Which portion of the code is generating the issue? Is it the cmsis.nn functions or in the training phase when generating the .nerwork file? If you don’t mind sharing more info on the problem, I’m all in to help resolve the issue! :relaxed: Let me know how can I help.

Thanks!

Um, from what I understand Ibrahim put in a fix to make the non-square network work but he told me that the network doesn’t perform still. On the desktop I got a rather high training and test score so it should be okay for the hardware. The test score was still high after conversion. I really just have not had time to work on OpenMV lately. My day job is really eating all my time.

Hi kwabena, just a question on the memory heap onboard the M7. Not too sure has this been raised before.

I was wondering of instead of storing the network weights and coefficients onboard the MCU heap, which is limited in size, is it possible to store it on an external SRAM instead? I presume the network parameters do not require very high speed retrieval that’s why it can be placed on the heap. Just a thought for future development, can we implement say a parallel FMC to external SRAM for nn network storage so that we do not constraint ourselves the MCU internal heap?

Thanks!

Adriel

Hi, if you want to develop a board design that does that can you do so. We don’t have external RAM on board because it would be cost-prohibitive. External SDRAM would take an 8-layer board, require a smaller form factor H7 chip, and a host of other things. The H7 (our next system) is actually a lot less profitable than the M7. Our margins are going down on it.
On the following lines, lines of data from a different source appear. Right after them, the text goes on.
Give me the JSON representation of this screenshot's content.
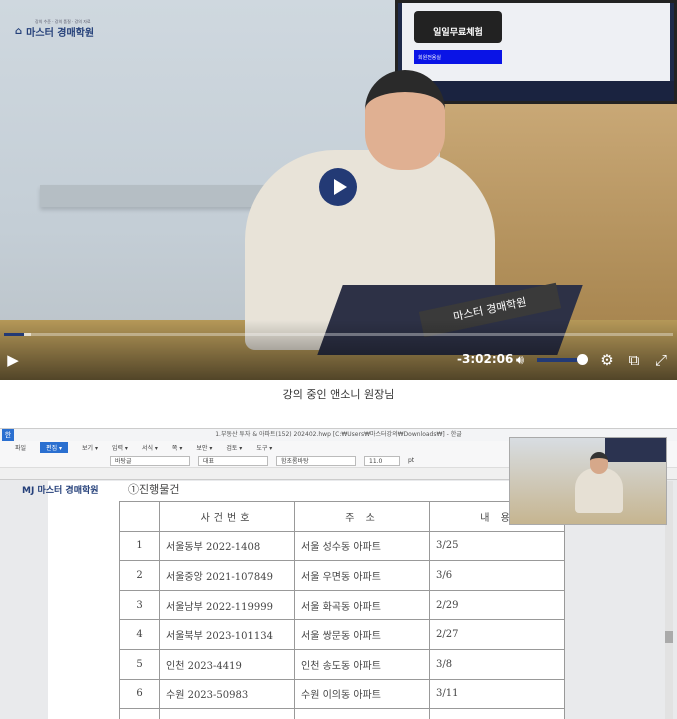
{
  "video": {
    "logo_text": "마스터 경매학원",
    "logo_tagline": "강의 수준 · 강의 품질 · 강의 자료",
    "monitor_banner": "일일무료체험",
    "monitor_blue_box": "회원전용실",
    "sign_text": "마스터 경매학원",
    "controls": {
      "remaining_time": "-3:02:06",
      "progress_percent": 3,
      "volume_percent": 100
    }
  },
  "caption": "강의 중인 앤소니 원장님",
  "document": {
    "window_title": "1.부동산 투자 & 아파트(152)  202402.hwp [C:₩Users₩마스터강의₩Downloads₩] - 한글",
    "app_icon": "한",
    "menu": [
      "파일",
      "편집 ▾",
      "보기 ▾",
      "입력 ▾",
      "서식 ▾",
      "쪽 ▾",
      "보안 ▾",
      "검토 ▾",
      "도구 ▾"
    ],
    "toolbar": {
      "style": "바탕글",
      "lang": "대표",
      "font": "함초롬바탕",
      "size": "11.0",
      "unit": "pt"
    },
    "overlay_logo": "MJ 마스터 경매학원",
    "section_title": "①진행물건",
    "table": {
      "headers": [
        "",
        "사건번호",
        "주    소",
        "내    용"
      ],
      "rows": [
        [
          "1",
          "서울동부 2022-1408",
          "서울 성수동 아파트",
          "3/25"
        ],
        [
          "2",
          "서울중앙 2021-107849",
          "서울 우면동 아파트",
          "3/6"
        ],
        [
          "3",
          "서울남부 2022-119999",
          "서울 화곡동 아파트",
          "2/29"
        ],
        [
          "4",
          "서울북부 2023-101134",
          "서울 쌍문동 아파트",
          "2/27"
        ],
        [
          "5",
          "인천 2023-4419",
          "인천 송도동 아파트",
          "3/8"
        ],
        [
          "6",
          "수원 2023-50983",
          "수원 이의동 아파트",
          "3/11"
        ]
      ]
    }
  }
}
In particular due to the removable camera system. However, we added that feature to ensure the system would have expanded use cases and thus more sales.
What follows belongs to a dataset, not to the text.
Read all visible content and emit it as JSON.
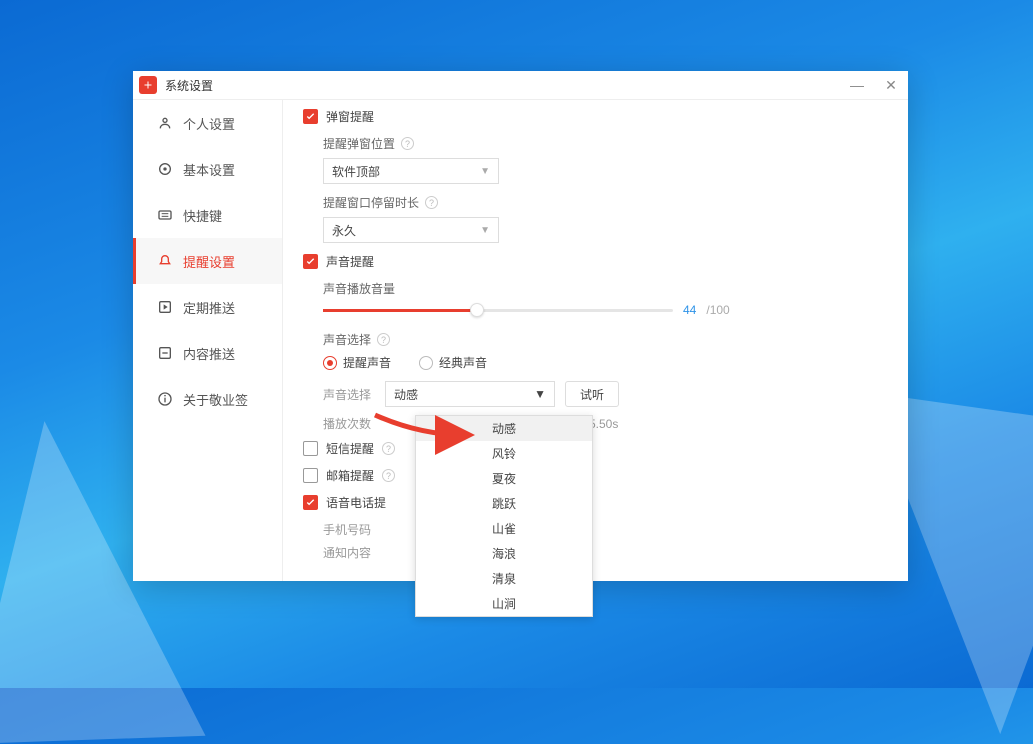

That said, you could do this in the same form factor we have now. But, OpenMV would need to be producing units in much higher volumes than we are currently for it to make sense. The STM32 line of chips don’t have nice SDRAM controllers. They can only interface with SDR SDRAM which is quite expensive and not cheap compared to DDR3 SDRAM. It would be awesome if HyperBus RAM was supported by the STM32. This is like SDR RAM but comes in a very small package and only needs 11-pins versus 40+ I/O pins.
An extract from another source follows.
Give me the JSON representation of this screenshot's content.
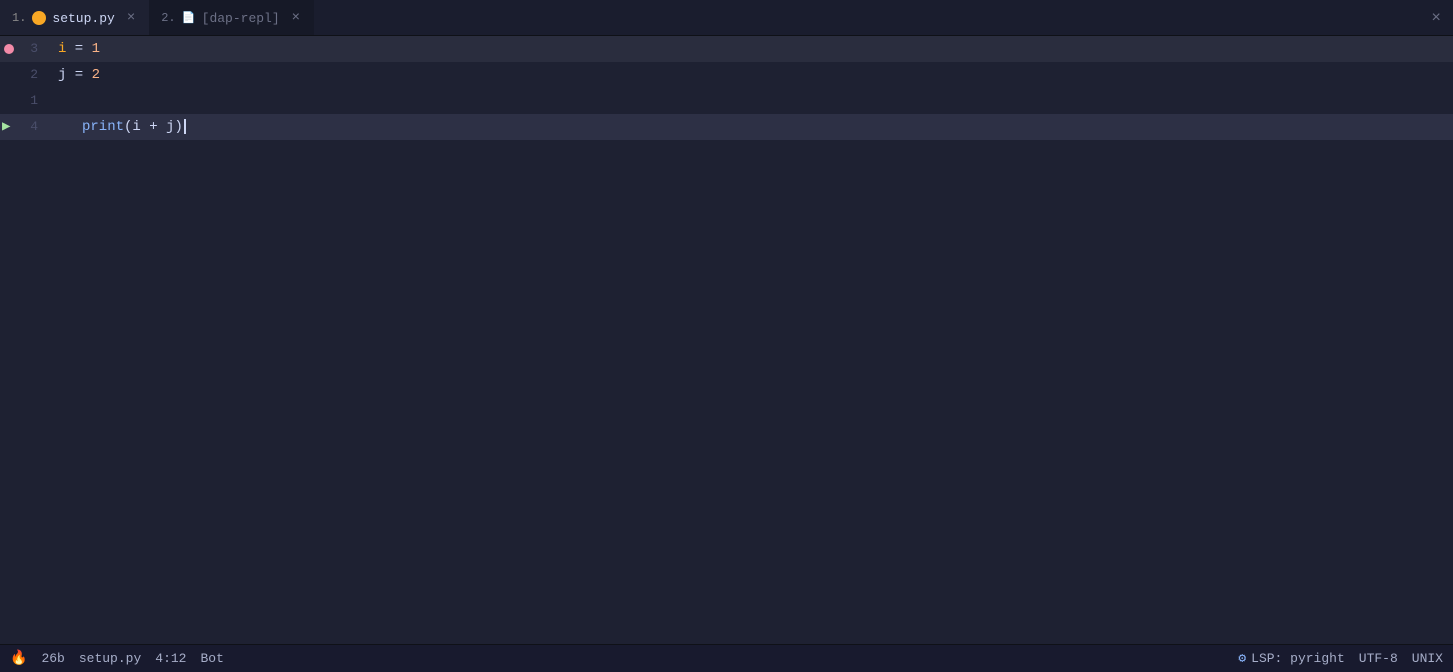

That all above said, the software changes once you add SDRAM would not be a lot. You’d just need to make a heap allocator for the RAM which you could get online from someones malloc implementation and then just change the alloc calls in our code to target that malloc file which is targeting the SDRAM.

Thanks Kwabena,

So its possible! Cool! Understand the implications for making the product scalable and balancing profit-margins as well. It’s never an easy decision to make.

For the case of nice SDRAM controllers for STM32s, I would think that the worst case scenario would be to go with a simple serial SRAM interface via SPI, but that would probably penalize the throughput further and bring down the overall FPS.

Alright thanks so much for taking the time share with me. Do keep me informed should you guys managed to resolve the issue with the INRIA human detection code. :smiley:

Adriel

We really can use all the help we can get with the OpenMV Cam project. If you’d like to try to make an SDRAM version of the board please go ahead.

As for the INRIA model. I think we fixed the issue with the system. I just haven’t had time to revisit it. I’m in the middle of doing library upgrades right now and adding sorely missed features and plan to continue doing this until the H7 launch.

Oh so its fixed? Cool I can try it out and test it. Is the network model updated in your Git repo? If it is, I’ll go over and download the files and try once more.

Thanks!

Adriel

I haven’t looked at this in a few months. I don’t know if it works or not.